In 1956, Serle married Sheila Lawrie. They had five daughters and one son. In October 1957 Serle returned to the University of Edinburgh to study to become a minister. He was ordained in 1959 and made minister of Drumoak Church near Aberdeen, where he served for 28 years. Serle's health deteriorated in the mid-1980s, so he left Drumoak and retired at Ratho near Edinburgh, where he died on 7 October 1992. He is buried with his parents in Duddingston Kirkyard. The grave lies immediately south of the church.

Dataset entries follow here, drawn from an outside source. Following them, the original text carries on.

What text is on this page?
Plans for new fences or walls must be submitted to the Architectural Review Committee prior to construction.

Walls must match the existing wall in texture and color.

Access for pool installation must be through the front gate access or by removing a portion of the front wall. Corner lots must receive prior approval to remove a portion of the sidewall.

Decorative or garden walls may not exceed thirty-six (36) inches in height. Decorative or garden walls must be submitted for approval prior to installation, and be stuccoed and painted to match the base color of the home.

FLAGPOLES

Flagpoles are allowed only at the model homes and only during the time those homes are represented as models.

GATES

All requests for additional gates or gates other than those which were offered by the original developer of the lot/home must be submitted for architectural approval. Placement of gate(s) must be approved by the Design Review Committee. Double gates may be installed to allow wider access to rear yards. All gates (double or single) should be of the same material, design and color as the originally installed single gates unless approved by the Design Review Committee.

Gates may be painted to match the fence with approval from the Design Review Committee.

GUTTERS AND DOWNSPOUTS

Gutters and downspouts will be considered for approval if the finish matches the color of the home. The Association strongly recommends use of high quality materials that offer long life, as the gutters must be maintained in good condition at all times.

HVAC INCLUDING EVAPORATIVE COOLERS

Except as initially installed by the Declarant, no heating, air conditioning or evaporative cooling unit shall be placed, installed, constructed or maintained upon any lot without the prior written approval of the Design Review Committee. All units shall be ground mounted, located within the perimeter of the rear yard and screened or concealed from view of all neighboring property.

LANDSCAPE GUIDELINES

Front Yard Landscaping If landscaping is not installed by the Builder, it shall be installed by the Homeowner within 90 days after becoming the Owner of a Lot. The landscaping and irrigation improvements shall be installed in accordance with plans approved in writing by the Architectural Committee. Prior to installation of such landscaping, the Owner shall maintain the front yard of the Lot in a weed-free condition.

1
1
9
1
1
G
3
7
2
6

Serle's father had an interest in birds, and was a member of the British Ornithologists' Union, so he may have picked up his interest in ornithology from his father. His first ornithological publication appeared in the Scottish Naturalist when he was only 18. Over his lifetime he published a total of 65 scientific articles or books on ornithology, of which about sixty dealt with African birds. His best-known work is the 1977 The Collins Field Guide to the Birds of West Africa, which he coauthored with G. J. Morel and which was illustrated by Wolfgang Hartwig. In addition to writing, Serle was a very active collector. He amassed a collection of about 10,000 study skins, as well as numerous eggs and nests. His collections of thousands of eggs and nests are now at the National Museum of Scotland (which also has his father's collection) along with detailed notes connected to them. Most of his study skins are at the Natural History Museum at Tring, and 500 are in the National Museum of Scotland. Serle named two species, the white-throated mountain babbler (Kupeornis gilberti) and Mount Kupe bushshrike (Telophorus kupeensis). James Chapin named a subspecies of Xavier's greenbul, Phyllastrephus xavieri serlei, in his honour.

Through his efforts, Serle greatly expanded the understanding of the birds of western Africa. Later in his life, he was unconvinced that ecological and ethological studies of birds were of great value. Writing in the Ibis after Serle's death, A. G. Marshall said that Serle was "a man somewhat out of his time, a Victorian naturalist and cleric," but that Serle's work was valuable because when he arrived in western Africa, extensive collecting and meticulous taxonomic work still "was vitally needed."